Je commençais à t'oublier raisonnablement, à vivre ces bonheurs sans joie du lever du soleil au froid crépuscule, sans espérances, sans illusions. Et voilà que cette rencontre si adorablement douloureuse bouscule toutes les envies et toutes les frustrations si profondément enfouies dans un cœur abîmé, aux parois cousues de cicatrices encore sanguinolentes.

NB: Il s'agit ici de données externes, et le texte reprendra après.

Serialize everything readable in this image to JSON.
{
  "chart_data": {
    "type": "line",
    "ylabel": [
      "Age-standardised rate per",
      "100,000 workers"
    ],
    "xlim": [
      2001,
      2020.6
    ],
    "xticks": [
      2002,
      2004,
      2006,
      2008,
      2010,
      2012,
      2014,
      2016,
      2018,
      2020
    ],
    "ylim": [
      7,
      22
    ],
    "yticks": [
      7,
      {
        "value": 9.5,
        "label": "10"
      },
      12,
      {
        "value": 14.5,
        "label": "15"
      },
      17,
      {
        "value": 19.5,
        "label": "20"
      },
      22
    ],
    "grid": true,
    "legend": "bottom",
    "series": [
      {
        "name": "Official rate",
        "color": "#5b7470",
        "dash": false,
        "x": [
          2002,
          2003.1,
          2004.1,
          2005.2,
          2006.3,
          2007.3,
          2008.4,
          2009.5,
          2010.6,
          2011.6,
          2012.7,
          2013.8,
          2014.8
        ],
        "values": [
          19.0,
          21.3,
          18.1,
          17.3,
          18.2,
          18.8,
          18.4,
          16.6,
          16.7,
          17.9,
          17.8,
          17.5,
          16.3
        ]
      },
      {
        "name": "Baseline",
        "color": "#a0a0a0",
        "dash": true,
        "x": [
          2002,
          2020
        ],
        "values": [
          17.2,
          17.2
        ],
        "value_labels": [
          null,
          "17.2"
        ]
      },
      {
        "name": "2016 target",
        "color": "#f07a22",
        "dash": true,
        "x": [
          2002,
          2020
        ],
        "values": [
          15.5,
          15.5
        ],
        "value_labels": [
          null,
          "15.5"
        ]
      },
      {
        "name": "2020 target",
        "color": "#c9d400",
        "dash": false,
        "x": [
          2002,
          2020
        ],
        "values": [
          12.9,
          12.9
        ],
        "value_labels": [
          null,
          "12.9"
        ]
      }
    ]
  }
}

Une colère froide monte alors en moi, inexorablement, comme une marée violente et belle qui abandonnera sur la grève des souvenirs bidons, des bouteilles sans messages et tant d'autres détritus, des regrets, des insultes des blasphèmes.


La sonnerie du métro n'est-elle pas celle de l'alarme de mon téléphone portable ? Je dors si bien depuis tant d'années, je suis heureux dans ce rêve en carton... Ne suis-je pas encore sous la couette, au fond de mon lit ? Vais-je me réveiller bientôt ?


Mais les passants pressés d'aller nulle part m'ignorent du haut de leur impénétrable indifférence agressive et bruyamment silencieuse. C'est cette immense vague humaine oppressante qui me ramène très vite à la réalité. Je ne rêve pas mais je ne suis plus très certain d'être bien vivant. Sans doute suis-je déjà mort sans même le savoir encore. Ce doit être comme cela la mort des damnés.


Je regarde l'heure sur mon téléphone dans l'espoir secret d'y lire un message consolateur, rassurant, rempli de joyeuses promesses, un rendez-vous peut-être, juste un mot, un simple smiley...

Rien.


Je suis en retard.


Le travail mécanique et abrutissant de la journée aura la vertu salvatrice de me distraire un peu. J'ai froid. Le crépuscule semble si loin. 


Trois ans, quatre mois et six jours que la petite blessure palpite faiblement, comme une illusion malade et desséchée, comme un regret qui n'en finit pas de mourir.